Acrimony about the San Francisco homelessness crisis is festering again after video surfaced on YouTube of a tent pitched on an apartment building's roof.
The building at 624 Ellis St. is in the city's Tenderloin neighborhood, which is known as the epicenter of the city's drug and homelessness crises.
While the video drew attention and elicited a string of comments online, including on X, the building's residents were mostly unsurprised that someone could be living on their roof.
Unhoused people frequently seek places where they will not have to worry about being awakened, forcibly removed or assaulted, according to Jennifer Friedenbach, executive director of the Coalition on Homelessness.

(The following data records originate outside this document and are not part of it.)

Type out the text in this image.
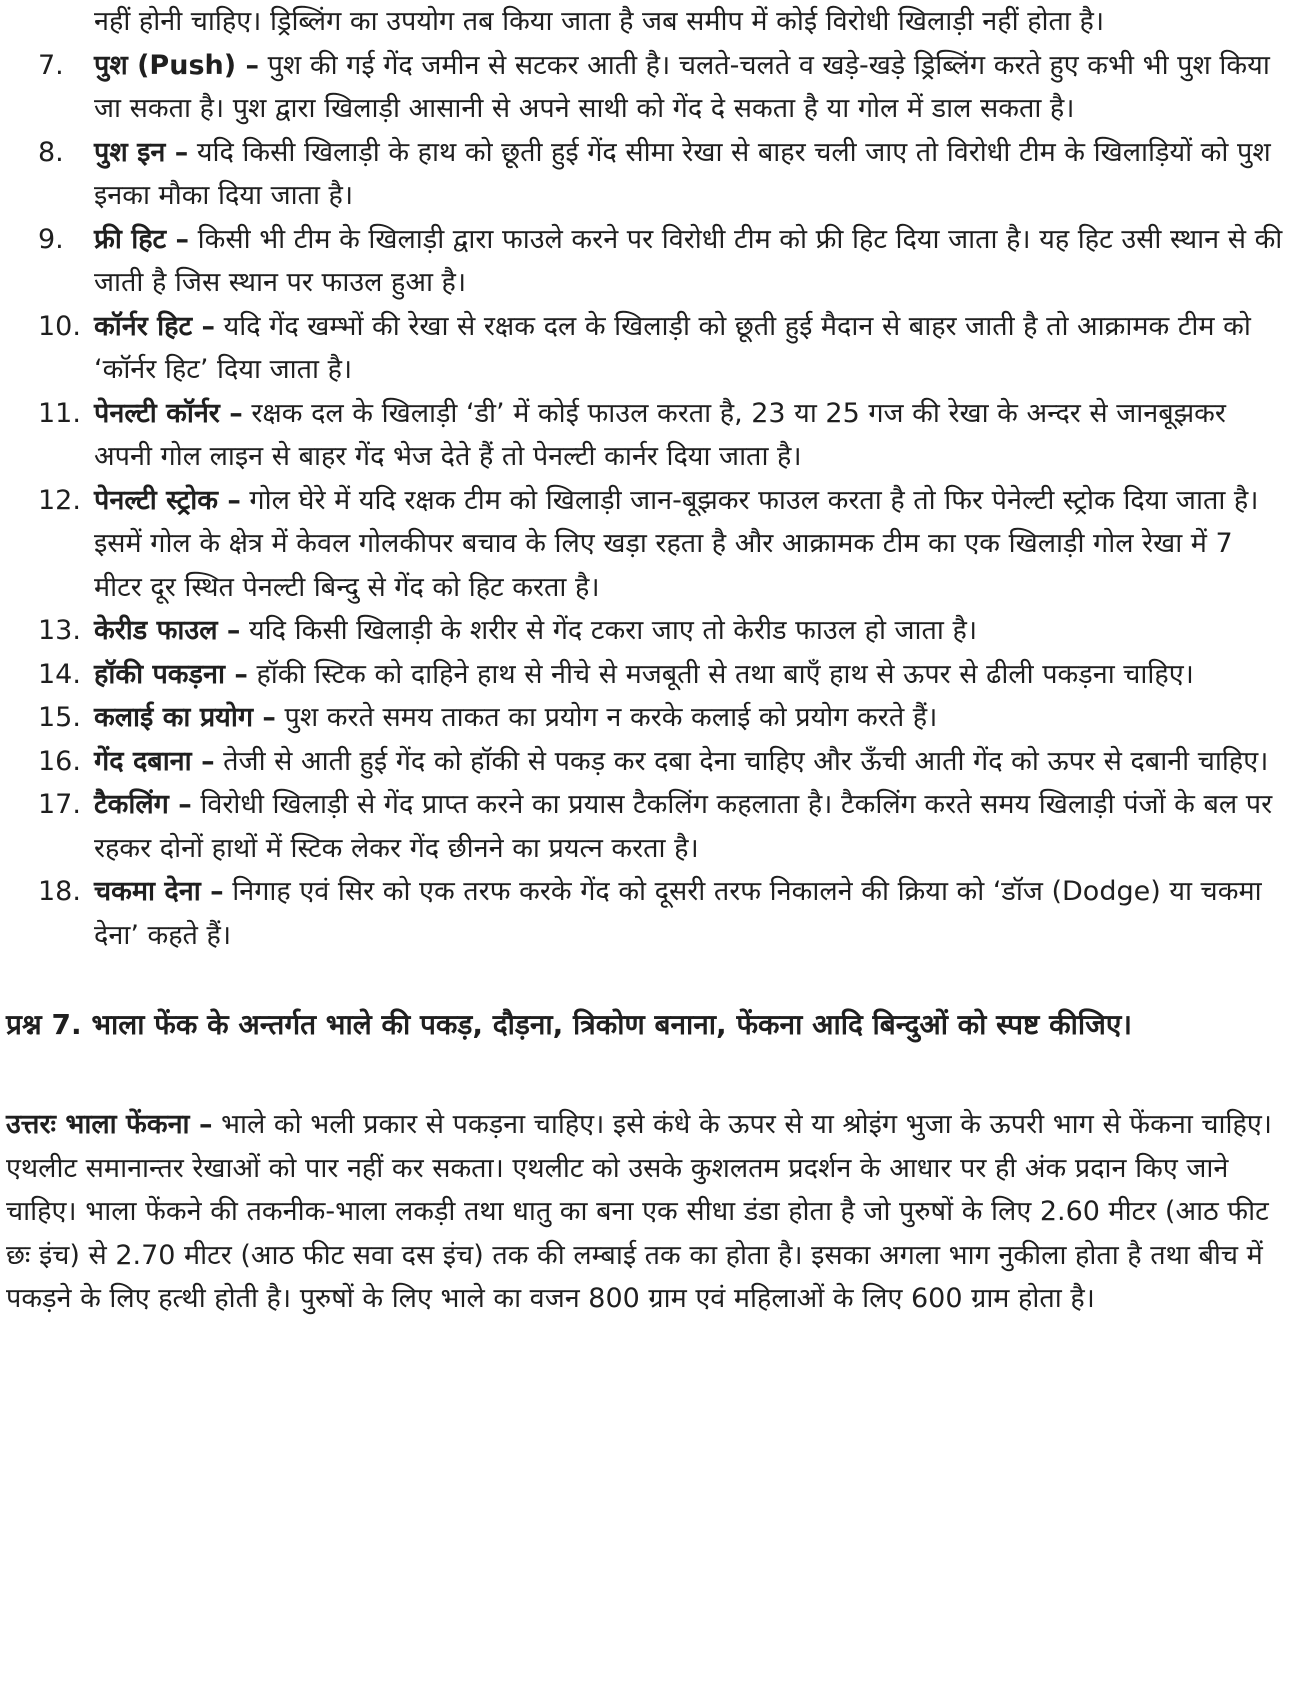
नहीं होनी चाहिए। ड्रिब्लिंग का उपयोग तब किया जाता है जब समीप में कोई विरोधी खिलाड़ी नहीं होता है।

7.	पुश (Push) – पुश की गई गेंद जमीन से सटकर आती है। चलते-चलते व खड़े-खड़े ड्रिब्लिंग करते हुए कभी भी पुश किया जा सकता है। पुश द्वारा खिलाड़ी आसानी से अपने साथी को गेंद दे सकता है या गोल में डाल सकता है।
8.	पुश इन – यदि किसी खिलाड़ी के हाथ को छूती हुई गेंद सीमा रेखा से बाहर चली जाए तो विरोधी टीम के खिलाड़ियों को पुश इनका मौका दिया जाता है।
9.	फ्री हिट – किसी भी टीम के खिलाड़ी द्वारा फाउले करने पर विरोधी टीम को फ्री हिट दिया जाता है। यह हिट उसी स्थान से की जाती है जिस स्थान पर फाउल हुआ है।
10. कॉर्नर हिट – यदि गेंद खम्भों की रेखा से रक्षक दल के खिलाड़ी को छूती हुई मैदान से बाहर जाती है तो आक्रामक टीम को ‘कॉर्नर हिट’ दिया जाता है।
11. पेनल्टी कॉर्नर – रक्षक दल के खिलाड़ी ‘डी’ में कोई फाउल करता है, 23 या 25 गज की रेखा के अन्दर से जानबूझकर अपनी गोल लाइन से बाहर गेंद भेज देते हैं तो पेनल्टी कार्नर दिया जाता है।
12. पेनल्टी स्ट्रोक – गोल घेरे में यदि रक्षक टीम को खिलाड़ी जान-बूझकर फाउल करता है तो फिर पेनेल्टी स्ट्रोक दिया जाता है। इसमें गोल के क्षेत्र में केवल गोलकीपर बचाव के लिए खड़ा रहता है और आक्रामक टीम का एक खिलाड़ी गोल रेखा में 7 मीटर दूर स्थित पेनल्टी बिन्दु से गेंद को हिट करता है।
13. केरीड फाउल – यदि किसी खिलाड़ी के शरीर से गेंद टकरा जाए तो केरीड फाउल हो जाता है।
14. हॉकी पकड़ना – हॉकी स्टिक को दाहिने हाथ से नीचे से मजबूती से तथा बाएँ हाथ से ऊपर से ढीली पकड़ना चाहिए।
15. कलाई का प्रयोग – पुश करते समय ताकत का प्रयोग न करके कलाई को प्रयोग करते हैं।
16. गेंद दबाना – तेजी से आती हुई गेंद को हॉकी से पकड़ कर दबा देना चाहिए और ऊँची आती गेंद को ऊपर से दबानी चाहिए।
17. टैकलिंग – विरोधी खिलाड़ी से गेंद प्राप्त करने का प्रयास टैकलिंग कहलाता है। टैकलिंग करते समय खिलाड़ी पंजों के बल पर रहकर दोनों हाथों में स्टिक लेकर गेंद छीनने का प्रयत्न करता है।
18. चकमा देना – निगाह एवं सिर को एक तरफ करके गेंद को दूसरी तरफ निकालने की क्रिया को ‘डॉज (Dodge) या चकमा देना’ कहते हैं।

प्रश्न 7. भाला फेंक के अन्तर्गत भाले की पकड़, दौड़ना, त्रिकोण बनाना, फेंकना आदि बिन्दुओं को स्पष्ट कीजिए।

उत्तरः भाला फेंकना – भाले को भली प्रकार से पकड़ना चाहिए। इसे कंधे के ऊपर से या श्रोइंग भुजा के ऊपरी भाग से फेंकना चाहिए। एथलीट समानान्तर रेखाओं को पार नहीं कर सकता। एथलीट को उसके कुशलतम प्रदर्शन के आधार पर ही अंक प्रदान किए जाने चाहिए। भाला फेंकने की तकनीक-भाला लकड़ी तथा धातु का बना एक सीधा डंडा होता है जो पुरुषों के लिए 2.60 मीटर (आठ फीट छः इंच) से 2.70 मीटर (आठ फीट सवा दस इंच) तक की लम्बाई तक का होता है। इसका अगला भाग नुकीला होता है तथा बीच में पकड़ने के लिए हत्थी होती है। पुरुषों के लिए भाले का वजन 800 ग्राम एवं महिलाओं के लिए 600 ग्राम होता है।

A man who has lived at 624 Ellis St. for a year said he was not shocked someone might be sleeping on the roof of his building. He said he has occasionally seen people sleeping in the stairwell leading to the area where the garbage is stored.
“It’s not too surprising,” said the man, who declined to give his full name because he feared the building's management could take issue with him speaking with the press. “There's a door, you can get to the roof and it’s open.”
“They get in from where the garbage is,” he said, adding that management has tried to address the issue and that he has seen fewer people sleeping in the building in the last month. “It’s gotten better,” he said.
When The Standard contacted the building's management company, Gaetani Real Estate, the building's manager, Noel Radcliffe, said he was unaware of the tent on the roof and planned to address the issue.
The Standard visited the building Friday and accessed the roof with relative ease through an unlocked door. There was no tent present on Friday, but there was a blanket and a sleeping bag, which looked to be the same as the one seen in the drone video.
Another resident, who said his name was Alex Alexander, has lived in the building for about 15 months and was more worried than angry about someone living on the roof of the four-story building. "I'm just concerned for his well-being," the tenant said. "He might trip and hurt himself."
A woman died in October when she fell from an apartment rooftop during a Blue Angels viewing party.
The building has apparently had issues with nonresidents entering without permission. A note on a third-floor resident’s door warned tenants not to prop doors open.
Radcliffe and Gaetani Real Estate principals Marcus and Paul Gaetani did not respond to a request for comment Friday.